Four of the 14 combinations were mergers, while 10 were acquisitions of small law firms. The second quarter of this year saw a dip in firm mergers and acquisitions, to 11, while the first quarter was also 14.
The merger of Jacoby & Meyers with Chicago-based Macey Bankruptcy Law, was the largest of this quarter, resulting in a combined firm of 300 lawyers with 135 offices in 50 states.
Also of note was the announcement by DLA Piper LLP, the second largest law firm in the U.S., to acquire the Paris firm, Frieh Bouhenic.
Philadelphia-based firm Pepper Hamilton LLP, which has 500- lawyers, acquired 8-lawyer white-collar defense boutique Freeh Sporkin & Sullivan in Wilmington, Delaware, led by former federal judge and director of the Federal Bureau of Investigation Louis Freeh.
For more details on law firm mergers and acquisitions, see www.altmanweil.com/MergerLine.
Dewey Sued by Former Client to Return Unused Retainer
Dewey & LeBoeuf LLP, the defunct law firm, was sued by one of its former clients and is facing opposition to payment of a $165,000 bonus to finance director Frank Canellas.
The lawsuit by former client Entegra Power Group LLC raises interesting issues regarding the status of retainers. Entegra was known as Union Power Partners LP when Dewey was engaged as special counsel during the company’s Chapter 11 reorganization completed in 2005. Dewey was paid a $300,000 retainer.

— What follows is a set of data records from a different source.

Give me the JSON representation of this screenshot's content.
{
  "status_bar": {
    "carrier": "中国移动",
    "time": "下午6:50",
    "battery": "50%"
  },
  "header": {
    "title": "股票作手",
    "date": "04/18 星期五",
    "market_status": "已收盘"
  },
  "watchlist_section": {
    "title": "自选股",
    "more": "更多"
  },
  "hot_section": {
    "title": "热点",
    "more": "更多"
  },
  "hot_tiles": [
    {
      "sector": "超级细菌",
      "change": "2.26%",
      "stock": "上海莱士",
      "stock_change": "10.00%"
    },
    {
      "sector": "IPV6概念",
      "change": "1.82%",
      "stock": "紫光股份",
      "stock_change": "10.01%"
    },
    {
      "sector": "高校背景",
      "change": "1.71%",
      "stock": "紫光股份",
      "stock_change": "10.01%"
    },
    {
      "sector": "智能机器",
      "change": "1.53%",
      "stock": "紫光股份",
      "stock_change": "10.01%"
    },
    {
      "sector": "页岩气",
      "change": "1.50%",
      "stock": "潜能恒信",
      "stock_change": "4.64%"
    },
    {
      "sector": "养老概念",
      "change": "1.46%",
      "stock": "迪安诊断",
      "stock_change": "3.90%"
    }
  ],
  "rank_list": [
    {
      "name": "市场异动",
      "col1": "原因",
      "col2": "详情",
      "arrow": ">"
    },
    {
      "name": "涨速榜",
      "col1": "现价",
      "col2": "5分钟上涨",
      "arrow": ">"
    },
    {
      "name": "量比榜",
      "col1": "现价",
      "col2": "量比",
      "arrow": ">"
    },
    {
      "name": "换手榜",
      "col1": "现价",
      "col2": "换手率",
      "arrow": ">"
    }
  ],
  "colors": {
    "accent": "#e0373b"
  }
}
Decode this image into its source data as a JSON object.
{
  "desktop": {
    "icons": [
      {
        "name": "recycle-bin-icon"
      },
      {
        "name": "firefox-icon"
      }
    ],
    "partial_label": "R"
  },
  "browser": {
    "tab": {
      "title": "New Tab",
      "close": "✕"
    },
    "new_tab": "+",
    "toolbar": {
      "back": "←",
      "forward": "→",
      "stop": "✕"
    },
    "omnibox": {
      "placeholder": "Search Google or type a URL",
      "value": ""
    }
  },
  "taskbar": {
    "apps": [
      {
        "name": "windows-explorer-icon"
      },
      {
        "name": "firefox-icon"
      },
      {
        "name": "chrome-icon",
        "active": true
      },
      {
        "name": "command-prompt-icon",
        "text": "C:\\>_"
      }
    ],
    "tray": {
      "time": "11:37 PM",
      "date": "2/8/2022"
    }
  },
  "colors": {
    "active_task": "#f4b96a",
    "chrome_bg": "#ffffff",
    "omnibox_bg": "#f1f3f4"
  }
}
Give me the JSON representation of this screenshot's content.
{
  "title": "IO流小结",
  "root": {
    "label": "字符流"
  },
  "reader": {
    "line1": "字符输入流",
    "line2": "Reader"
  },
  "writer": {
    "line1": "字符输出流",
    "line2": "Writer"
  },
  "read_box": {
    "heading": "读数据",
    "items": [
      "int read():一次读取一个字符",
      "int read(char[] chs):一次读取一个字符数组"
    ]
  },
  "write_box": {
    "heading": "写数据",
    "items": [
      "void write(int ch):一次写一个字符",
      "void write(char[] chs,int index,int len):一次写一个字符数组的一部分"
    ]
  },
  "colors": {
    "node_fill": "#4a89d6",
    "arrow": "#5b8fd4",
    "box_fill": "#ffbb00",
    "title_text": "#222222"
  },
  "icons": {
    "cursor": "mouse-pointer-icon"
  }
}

Entegra said in the lawsuit filed last week in bankruptcy court in New York that it paid all of Dewey’s fees. Asked to return the retainer after bankruptcy, the firm said it hadn’t been segregated. Consequently, Dewey says the former client has nothing more than an unsecured claim.
Entegra contends the firm violated fiduciary duties by not segregating the retainer. The company wants the bankruptcy judge to impose a constructive trust on Dewey funds so the retainer can be repaid in full.
The U.S. Trustee and the official committee for former partners are both opposing payment of a $165,000 bonus to Canellas. If paid, Canellas will have received $665,000 in 2012, an amount the committee said would be “excessive” even if Dewey were an operating firm.
Dewey contends that the proposed bonus is being paid in the ordinary course of business and doesn’t require court approval. The U.S. Trustee and the partners’ committee both contend Canellas is a senior executive and cannot be paid a bonus for remaining with the firm. The issue will be presented to the bankruptcy judge for approval at an Oct. 4 hearing.
The court previously approved other bonuses. For a discussion of the judge’s opinion approving some of the bonuses, click here for the July 31 Bloomberg bankruptcy report. For discussion of the $700,000 bonus program when proposed, click here for the July 6 Bloomberg bankruptcy report.
Dewey has two official committees, one for unsecured creditors and the other for former partners. The firm once had 1,300 lawyers before liquidation began under Chapter 11 in May.
There was secured debt of about $225 million and accounts receivable of $217.4 million at the outset of bankruptcy, the firm said. The petition listed assets of $193 million and liabilities of $245.4 million as of April 30.
The case is In re Dewey & LeBoeuf LLP, 12-12321, U.S. Bankruptcy Court, Southern District of New York (Manhattan).